Following SCOTUS’s decree, we asked a representative sample of Americans about their reactions to the decision and what they think of college athletes earning money. Among the 43% of Americans who are aware of the Court’s decision, there is strong support for the SCOTUS ruling – 78% agree it was the right choice. And regardless of familiarity with the decision, there is broad consensus that college athletes should be able to earn money. Roughly two out of three Americans support paying college athletes (68%) compared to just 20% who oppose it.
A majority of Americans who support college athletes earning money think they should be paid because they help generate profits for their university (54%) and risk bodily harm to do so (51%). On the other hand, Americans who do not support college athletes earning money primarily point to the compensation already offered to student athletes – namely, free or reduced tuition.

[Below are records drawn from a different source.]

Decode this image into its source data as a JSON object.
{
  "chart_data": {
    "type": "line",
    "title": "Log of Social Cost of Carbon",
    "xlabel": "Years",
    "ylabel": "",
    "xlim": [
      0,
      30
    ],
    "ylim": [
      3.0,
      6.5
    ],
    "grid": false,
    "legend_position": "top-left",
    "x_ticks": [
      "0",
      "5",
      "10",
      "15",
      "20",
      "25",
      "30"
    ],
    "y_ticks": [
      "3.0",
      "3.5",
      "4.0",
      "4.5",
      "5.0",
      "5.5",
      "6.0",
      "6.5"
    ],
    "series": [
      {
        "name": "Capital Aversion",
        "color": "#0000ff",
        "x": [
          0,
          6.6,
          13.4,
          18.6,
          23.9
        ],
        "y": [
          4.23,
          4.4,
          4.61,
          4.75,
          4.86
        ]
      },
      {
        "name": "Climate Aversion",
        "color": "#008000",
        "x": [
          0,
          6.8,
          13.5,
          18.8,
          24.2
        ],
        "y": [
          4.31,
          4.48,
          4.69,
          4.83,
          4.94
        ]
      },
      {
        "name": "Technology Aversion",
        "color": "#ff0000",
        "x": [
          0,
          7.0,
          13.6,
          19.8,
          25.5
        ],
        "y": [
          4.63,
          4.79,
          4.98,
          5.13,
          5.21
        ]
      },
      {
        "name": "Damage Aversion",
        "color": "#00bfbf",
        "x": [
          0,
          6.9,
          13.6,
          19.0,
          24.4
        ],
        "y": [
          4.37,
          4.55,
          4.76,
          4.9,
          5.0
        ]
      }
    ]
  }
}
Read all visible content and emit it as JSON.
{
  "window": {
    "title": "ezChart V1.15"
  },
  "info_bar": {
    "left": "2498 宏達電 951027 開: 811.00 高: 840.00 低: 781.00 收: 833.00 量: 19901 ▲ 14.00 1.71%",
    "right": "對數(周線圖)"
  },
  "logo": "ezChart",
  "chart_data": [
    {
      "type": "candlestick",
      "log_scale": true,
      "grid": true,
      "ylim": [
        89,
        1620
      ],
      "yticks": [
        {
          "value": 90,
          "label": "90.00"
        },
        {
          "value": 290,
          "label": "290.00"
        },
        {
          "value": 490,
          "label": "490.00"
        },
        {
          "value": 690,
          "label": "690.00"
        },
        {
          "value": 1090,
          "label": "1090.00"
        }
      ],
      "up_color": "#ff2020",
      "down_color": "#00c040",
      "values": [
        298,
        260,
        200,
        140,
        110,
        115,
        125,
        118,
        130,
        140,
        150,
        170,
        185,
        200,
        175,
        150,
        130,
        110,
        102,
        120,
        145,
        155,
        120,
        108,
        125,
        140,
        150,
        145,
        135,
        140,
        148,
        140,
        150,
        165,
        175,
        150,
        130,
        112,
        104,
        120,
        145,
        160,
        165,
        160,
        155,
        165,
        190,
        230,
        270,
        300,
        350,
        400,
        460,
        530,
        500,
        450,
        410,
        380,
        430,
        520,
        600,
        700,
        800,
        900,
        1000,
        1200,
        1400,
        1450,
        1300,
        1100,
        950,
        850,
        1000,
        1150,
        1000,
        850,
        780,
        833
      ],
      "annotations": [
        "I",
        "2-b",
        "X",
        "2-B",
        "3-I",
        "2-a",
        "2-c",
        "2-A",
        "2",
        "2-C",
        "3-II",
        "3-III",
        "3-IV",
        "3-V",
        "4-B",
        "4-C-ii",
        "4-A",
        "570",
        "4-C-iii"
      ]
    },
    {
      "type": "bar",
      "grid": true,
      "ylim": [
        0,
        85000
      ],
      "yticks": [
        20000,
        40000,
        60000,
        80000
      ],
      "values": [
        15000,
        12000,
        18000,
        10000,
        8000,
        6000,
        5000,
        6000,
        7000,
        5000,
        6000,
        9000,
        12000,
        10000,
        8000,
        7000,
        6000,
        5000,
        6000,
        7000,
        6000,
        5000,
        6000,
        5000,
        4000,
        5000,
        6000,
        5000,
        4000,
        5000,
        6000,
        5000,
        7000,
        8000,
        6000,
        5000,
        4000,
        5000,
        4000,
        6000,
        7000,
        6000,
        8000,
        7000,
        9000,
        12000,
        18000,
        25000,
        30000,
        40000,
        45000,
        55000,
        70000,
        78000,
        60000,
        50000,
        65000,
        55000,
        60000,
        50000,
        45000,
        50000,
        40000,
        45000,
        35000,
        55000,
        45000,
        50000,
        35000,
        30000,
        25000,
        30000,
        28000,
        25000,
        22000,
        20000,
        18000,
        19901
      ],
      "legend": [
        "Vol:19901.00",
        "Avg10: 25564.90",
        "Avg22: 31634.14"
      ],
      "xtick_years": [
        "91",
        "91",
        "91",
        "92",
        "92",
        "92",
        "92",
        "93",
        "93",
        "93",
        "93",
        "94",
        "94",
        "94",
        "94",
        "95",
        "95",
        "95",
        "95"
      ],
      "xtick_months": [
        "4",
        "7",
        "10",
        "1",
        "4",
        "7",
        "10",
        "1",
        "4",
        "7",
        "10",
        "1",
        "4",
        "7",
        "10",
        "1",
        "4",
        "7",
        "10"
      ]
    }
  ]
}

Despite the latest SCOTUS ruling, the path forward is anything but clear. Governors from 23 states have already signed legislation allowing college athletes to profit from their name, image, and likeness. But many more thorns have yet to be pruned. That got us wondering...what do Americans think college athletes should earn?
We posed the question: if student athletes were paid to play at their university, on average, how much should a Division I athlete make for each collegiate sport? Considering the entertainment spectacles that are March Madness and College Football Bowl Season, it’s not shocking that male athletes playing basketball and football ought to earn the most in the eyes of Americans.
Regardless of annual salary, you can expect college athletes to be headed to a commercial break near you.